— Где мои деньги?! — рычит Альвиния.
Да что ж такое, все девчонки меня прибить хотят.
Я за лицо держусь, ничего понять не могу. Что я сделал-то?
— За что?
— Как — за что? — возмущается красотка на весь участок. — Деньги обещали, господин хороший, и до сих пор нет! Мне ждать недосуг!
А сама, смотрю, подмигивает потихоньку. И руку мне жмёт. Ёлки-палки, это она для виду кричит, притворяется.
— Пройдёмте, — говорю, — мадемуазель, в мой кабинет. Там и рассчитаемся.
У моей комнатушки рядовые стоят, и подпрапорщик с ними. Караулят. Кошкин мне ключи протянул, доложился:
— Гоблин под замком, господин стажёр!
Открыл я комнатушку, смотрю, папаша-гоблин у стеночки пристроился, ждёт.

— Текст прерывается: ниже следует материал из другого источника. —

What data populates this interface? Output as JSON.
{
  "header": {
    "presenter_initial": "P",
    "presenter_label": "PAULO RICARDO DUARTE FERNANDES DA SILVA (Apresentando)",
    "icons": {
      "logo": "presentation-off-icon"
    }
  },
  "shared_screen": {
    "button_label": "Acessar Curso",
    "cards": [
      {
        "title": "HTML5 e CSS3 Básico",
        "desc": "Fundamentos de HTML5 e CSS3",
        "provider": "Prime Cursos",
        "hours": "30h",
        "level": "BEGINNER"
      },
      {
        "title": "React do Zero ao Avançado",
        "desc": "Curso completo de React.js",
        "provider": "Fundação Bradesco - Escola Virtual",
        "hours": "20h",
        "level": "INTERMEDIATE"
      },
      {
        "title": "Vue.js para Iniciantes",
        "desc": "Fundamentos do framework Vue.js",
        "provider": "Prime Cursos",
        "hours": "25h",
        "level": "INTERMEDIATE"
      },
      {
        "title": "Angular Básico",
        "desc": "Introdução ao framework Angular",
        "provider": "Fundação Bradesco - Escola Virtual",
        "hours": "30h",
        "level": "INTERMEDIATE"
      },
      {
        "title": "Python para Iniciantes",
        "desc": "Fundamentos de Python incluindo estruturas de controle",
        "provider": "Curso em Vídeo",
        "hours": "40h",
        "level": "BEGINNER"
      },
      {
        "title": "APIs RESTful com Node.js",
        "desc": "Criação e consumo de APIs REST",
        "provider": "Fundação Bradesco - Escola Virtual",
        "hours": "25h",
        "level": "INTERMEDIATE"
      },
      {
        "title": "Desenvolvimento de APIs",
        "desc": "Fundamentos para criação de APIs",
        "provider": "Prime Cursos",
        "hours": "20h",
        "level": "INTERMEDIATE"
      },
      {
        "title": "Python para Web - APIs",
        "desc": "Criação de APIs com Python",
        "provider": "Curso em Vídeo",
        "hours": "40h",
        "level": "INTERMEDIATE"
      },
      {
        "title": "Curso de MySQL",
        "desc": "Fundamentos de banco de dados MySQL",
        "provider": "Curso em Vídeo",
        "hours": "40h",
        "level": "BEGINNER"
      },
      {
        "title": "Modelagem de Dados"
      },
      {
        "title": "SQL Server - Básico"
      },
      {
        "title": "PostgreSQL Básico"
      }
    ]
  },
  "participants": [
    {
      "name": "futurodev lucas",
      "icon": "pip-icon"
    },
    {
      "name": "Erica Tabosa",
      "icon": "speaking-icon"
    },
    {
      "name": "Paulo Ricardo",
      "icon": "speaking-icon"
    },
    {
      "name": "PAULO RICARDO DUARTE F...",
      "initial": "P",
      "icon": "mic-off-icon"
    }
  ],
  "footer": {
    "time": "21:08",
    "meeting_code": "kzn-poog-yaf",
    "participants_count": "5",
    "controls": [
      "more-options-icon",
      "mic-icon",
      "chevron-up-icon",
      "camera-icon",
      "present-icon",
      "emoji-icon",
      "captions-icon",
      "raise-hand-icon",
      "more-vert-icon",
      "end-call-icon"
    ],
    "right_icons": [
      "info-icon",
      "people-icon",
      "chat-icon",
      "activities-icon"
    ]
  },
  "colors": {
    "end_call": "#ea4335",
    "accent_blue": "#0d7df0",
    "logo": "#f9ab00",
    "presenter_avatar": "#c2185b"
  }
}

А у меня две девушки за спиной, и обе в растрёпанных чувствах. Вот же ёлки зелёные! Нельзя всех в один кабинет к задержанному пихать! Непорядок, начальство не поймёт. Хоть разорвись...
Взял я девчонок под руки, отвёл в буфетную.
— Мадемуазели, — говорю, — тысяча извинений, мильпардон! Деньги непременно отдам. Закончу срочное дело — и я весь ваш.
Усадил их возле самовара и метнулся кабанчиком себе в кабинет.
Вошёл, дверь прикрыл поплотнее, подвинул стол канцелярский, уселся. Хорошо — гоб стоит, я сижу, позиции обозначил. Хоть это и папаня моей знакомой, и вообще, но слабость показывать нельзя.
Взял я в руки блокнот — такой же, как у Бургачёва — карандашик послюнявил и начал допрос.
— Времени у нас мало, — говорю. — Давайте без предисловий. Я спрашиваю, вы отвечаете. Вопрос первый — откуда динамит? Учтите, я всё знаю.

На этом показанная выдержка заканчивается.